筆者が見た限り、31年ぶりの硬券入場券発売は意外なほど大盛況に思えた。筆者が駅に来たのは、新十津川駅唯一の下り列車・5425Dが9時28分に到着した後で、その時点で配られた購入用の整理券は175番。1回あたり2枚まで購入できるから、実質的には300分の175番目ともいえ、ちょうど半分を過ぎたあたりだった。

関係者によると、実際には何回も並び直して買う人もいたので、購入者の実数は300人程度だったのではないかということだ。5425Dが満員でも100人足らずだから、明らかに札沼線以外で来た人が圧倒的多数を占めていたことになる。新十津川駅は1日の利用者数が10人以下に分類されているから、その30倍もの集客はまさに硬券入場券サマサマだ。

これまで何度も新十津川駅を訪れていたが、長蛇の列を作る群衆を見たのは記憶にない。
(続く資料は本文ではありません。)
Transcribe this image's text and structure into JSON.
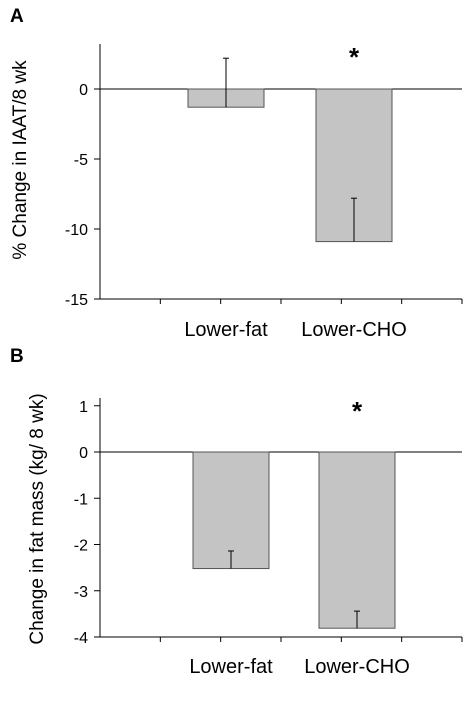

他にも鉄道グッズや使用済みキップ、鉄道雑誌のバックナンバー(1冊30円)の販売など、マニアが喜んでお金を落としてくれる仕掛けがそこかしこにあり、これまでにない、人を呼び込む本気度が感じられた。

そんな様子を見ながら「これだけ遠くから来てくれる人がいる。それに応えられることを、迅速かつ臨機応変にできれば、もっと人が集まるはず」と言う三浦さん。今回の硬券入場券復活が新十津川町のみならず、過疎に悩む北海道各地の起爆剤になってくれればと期待を述べていた。同じマニアとしては、今回の実績がJR北海道や新十津川町をさらに動かし、第2弾、第3弾とシリーズ化できるよう祈りたいものだ。